前回のまとめ。3千人中【約6割がキャロウェイで最速】
この問いに明確な回答をくれるのが、元シャフトメーカーのフィッター兼ティーチングプロで現在は独立、東京・市ヶ谷にある【4Plus Fitting Lab】の代表を務める、吉川仁さんだ。弾道計測器の「トラックマン4」「GCクワッド」の他あらゆる計測器を用意し、動作解析「GEARS」も備えた“飛びの研究所”とも呼べる施設である。
▶▶▶前回の記事はコチラ!
古巣のシャフトメーカーでフィッティングしていた際は、キャロウェイの他大手外ブラの最新ヘッドを毎年全て取り揃えて試打環境を作っていた。その中で、飛距離を求める人にはほぼキャロウェイで結果が出たとか。
ただ、キャロウェイなら【どれでもいい】というわけではなく、経験上、最もボールスピードが出たのは、『EPIC FLASH SUB ZERO』です。契約フリーの女子プロ複数が使用していましたが、このヘッドは群を抜いて真ん中打点でボールスピードが出ます」(吉川さん)
2022年の新作の中で、最速ボールスピードは?
たしかに『EPIC FLASH SUB ZERO』は、当時契約フリー選手の多くが【ウェイト外し】で使用し、長距離を出していたヘッド。吉川さんは「2本の柱が入ってから、そしてAI設計のフェースになってからが特にボールスピードが速くなった」と話す。
その2つの条件を備えたモデルは、『EPIC FLASH』シリーズ以降も、2020年の『MAVRIK』シリーズ、2021年の『EPIC SPEED』シリーズ、そして2022年の『ROUGE ST』シリーズと代を重ねている。最新作の印象はどうなのか?
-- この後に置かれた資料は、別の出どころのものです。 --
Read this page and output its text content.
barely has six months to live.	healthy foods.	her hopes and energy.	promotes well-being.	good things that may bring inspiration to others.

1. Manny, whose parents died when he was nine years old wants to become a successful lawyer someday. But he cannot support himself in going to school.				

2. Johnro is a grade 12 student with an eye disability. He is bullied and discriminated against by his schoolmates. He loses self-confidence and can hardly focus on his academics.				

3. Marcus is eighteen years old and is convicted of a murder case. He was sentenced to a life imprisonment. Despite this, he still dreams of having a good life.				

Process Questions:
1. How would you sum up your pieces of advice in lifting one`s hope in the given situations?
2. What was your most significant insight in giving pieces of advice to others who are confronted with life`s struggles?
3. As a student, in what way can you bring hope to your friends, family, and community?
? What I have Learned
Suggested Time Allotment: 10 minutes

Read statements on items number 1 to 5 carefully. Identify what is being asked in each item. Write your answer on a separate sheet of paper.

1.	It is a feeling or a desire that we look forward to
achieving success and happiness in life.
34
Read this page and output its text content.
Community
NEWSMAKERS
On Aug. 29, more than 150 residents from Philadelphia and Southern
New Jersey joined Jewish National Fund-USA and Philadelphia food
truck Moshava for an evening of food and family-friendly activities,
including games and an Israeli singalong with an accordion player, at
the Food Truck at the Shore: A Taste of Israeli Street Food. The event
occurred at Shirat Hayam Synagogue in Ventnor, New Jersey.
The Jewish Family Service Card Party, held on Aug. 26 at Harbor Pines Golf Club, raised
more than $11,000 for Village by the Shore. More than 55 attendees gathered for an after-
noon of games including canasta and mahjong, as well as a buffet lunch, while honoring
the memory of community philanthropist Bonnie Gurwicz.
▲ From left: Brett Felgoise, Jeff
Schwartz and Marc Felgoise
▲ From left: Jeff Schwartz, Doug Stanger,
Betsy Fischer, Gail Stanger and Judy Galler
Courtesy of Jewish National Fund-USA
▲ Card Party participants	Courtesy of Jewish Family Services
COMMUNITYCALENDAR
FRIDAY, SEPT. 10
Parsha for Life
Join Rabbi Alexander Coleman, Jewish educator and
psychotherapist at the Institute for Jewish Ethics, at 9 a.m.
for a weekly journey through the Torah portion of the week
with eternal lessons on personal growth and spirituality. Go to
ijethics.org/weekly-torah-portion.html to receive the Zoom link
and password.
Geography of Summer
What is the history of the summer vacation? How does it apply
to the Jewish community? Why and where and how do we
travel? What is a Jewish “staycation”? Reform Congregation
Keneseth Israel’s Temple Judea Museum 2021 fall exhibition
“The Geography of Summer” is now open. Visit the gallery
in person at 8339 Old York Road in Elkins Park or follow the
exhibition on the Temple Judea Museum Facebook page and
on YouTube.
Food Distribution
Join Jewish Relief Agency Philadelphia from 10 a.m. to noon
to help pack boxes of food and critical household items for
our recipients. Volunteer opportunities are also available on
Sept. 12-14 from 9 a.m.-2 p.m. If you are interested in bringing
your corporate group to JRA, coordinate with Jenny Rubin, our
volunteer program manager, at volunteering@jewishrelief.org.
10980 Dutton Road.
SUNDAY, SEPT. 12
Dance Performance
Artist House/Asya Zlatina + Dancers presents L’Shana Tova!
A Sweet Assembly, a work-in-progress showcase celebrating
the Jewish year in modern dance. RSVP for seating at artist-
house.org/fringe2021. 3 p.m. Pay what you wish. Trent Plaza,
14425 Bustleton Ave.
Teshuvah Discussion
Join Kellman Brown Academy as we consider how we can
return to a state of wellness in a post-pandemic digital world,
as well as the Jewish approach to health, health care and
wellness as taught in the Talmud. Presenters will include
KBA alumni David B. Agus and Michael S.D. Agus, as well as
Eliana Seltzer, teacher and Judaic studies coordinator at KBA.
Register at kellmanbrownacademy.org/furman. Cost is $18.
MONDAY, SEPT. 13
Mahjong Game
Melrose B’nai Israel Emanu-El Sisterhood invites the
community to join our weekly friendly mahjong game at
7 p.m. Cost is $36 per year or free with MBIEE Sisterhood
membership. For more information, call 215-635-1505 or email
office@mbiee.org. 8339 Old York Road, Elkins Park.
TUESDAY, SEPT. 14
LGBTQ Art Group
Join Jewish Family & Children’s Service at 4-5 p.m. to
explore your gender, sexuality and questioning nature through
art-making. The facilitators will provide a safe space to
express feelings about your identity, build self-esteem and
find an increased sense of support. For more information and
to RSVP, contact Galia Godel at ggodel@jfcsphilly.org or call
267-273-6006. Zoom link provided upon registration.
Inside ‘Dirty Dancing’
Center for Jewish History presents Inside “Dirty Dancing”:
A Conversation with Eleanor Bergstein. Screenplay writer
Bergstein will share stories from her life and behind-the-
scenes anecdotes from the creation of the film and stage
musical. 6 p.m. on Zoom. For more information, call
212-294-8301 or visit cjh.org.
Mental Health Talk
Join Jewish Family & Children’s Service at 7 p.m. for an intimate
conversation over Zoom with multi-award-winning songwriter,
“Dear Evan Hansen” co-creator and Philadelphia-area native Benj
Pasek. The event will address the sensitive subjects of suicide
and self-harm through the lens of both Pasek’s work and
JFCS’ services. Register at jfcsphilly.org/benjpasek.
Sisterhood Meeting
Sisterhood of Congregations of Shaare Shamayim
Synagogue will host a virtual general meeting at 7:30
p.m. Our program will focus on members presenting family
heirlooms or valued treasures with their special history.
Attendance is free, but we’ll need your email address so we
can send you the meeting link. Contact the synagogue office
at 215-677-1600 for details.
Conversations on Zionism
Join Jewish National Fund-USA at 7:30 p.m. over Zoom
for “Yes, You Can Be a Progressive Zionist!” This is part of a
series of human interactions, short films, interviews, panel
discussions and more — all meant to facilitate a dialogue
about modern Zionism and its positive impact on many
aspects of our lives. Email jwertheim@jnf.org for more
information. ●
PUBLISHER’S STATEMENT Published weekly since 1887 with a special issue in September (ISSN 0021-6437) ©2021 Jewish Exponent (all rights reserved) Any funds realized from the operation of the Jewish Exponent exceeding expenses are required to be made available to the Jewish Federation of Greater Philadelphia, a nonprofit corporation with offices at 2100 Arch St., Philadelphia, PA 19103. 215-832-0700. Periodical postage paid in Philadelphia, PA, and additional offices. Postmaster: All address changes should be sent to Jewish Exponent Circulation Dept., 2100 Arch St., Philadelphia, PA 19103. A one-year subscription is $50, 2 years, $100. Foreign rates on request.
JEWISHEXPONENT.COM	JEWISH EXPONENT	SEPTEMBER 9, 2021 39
「やっぱり、キャロウェイ自ら【ボールスピードゲーム】と言うだけのことはありますよ。色んなメーカーの2022年モデルの新作を既に打っていますが、もちろん、ボールスピードはトップ。ただし、『ローグST』シリーズの純正シャフトが各モデル非常に柔らかくてしなる印象があるので、そこの部分でアスリートゴルファーだと最速を体感できていない人がいる可能性もありますね。
まだ、最速ヘッド『EPIC FLASH SUB ZERO』と『ローグST』シリーズは比較していませんが、新作『ローグST』シリーズと各社の最新作との比較は全て終わって動画も投稿しています。今回の『ローグST』シリーズは、すごく打感と音がソフトになっていて、球をインパクト以降で押していきたいボクにとっては、すごく良くなった印象ですよ」(同)
最も気になる『テンセイProオレンジ1K』で試打!
事前の予想では、「さすがに、歴代1位の『EPIC FLASH SUB ZERO』は越えないかもしれませんね」とのことだったが、結果は、下記のようになった。
【1位】ローグST MAX LS/平均68.96m/s (68.3、68.6、70.0)
【2位】ローグST MAX/平均68.43m/s (67.5、69.1、68.7)
【3位】EPIC FLASH SUB ZERO/平均66.63m/s (66.7、65.2、68.0)
【1位】ローグST MAX LS/最速75.3m/s
【2位】EPIC FLASH SUB ZERO/最速72.8m/s
振ってないのに、初速が出る理由は?
「ハードヒットした」感覚とは程遠いにもかかわらず、ボールスピードが出ていた。こちらの方が、まだ余裕があるというか、振ってハードヒットすれば、もっと上の数字を目指せる実感が確実にあった。吉川さんもこう言う。
『EPIC FLASH SUB ZERO』の真ん中でしか出なかったボールスピードが、打点を外しても出る印象です。特に寛容性の高い『ローグST MAX』のスイートエリアは、『EPIC FLASH SUB ZERO』の比べ物にならない。高初速エリアが軽く2、3倍に拡がっている印象すらしますね。しかも、けっこう低スピン」(同)
「前回『EPIC FLASH SUB ZERO』が出た時、女子プロは『テンセイCK Proオレンジ』と組み合わせる人が多かったですが、今回の『1Kオレンジ』になって、切り返しのもたつきがなくなり、復元の速さが際立って感じますよね。シャフトも振り遅れてプッシュになりづらいし、今回のキャロウェイ『ローグST』は4機種全体につかまりがいい。
吉川さんの【3千人以上のフィッティング経験の6割がキャロウェイ】という経験値は、今回も揺らぐどころか、強化されてしまったようだ。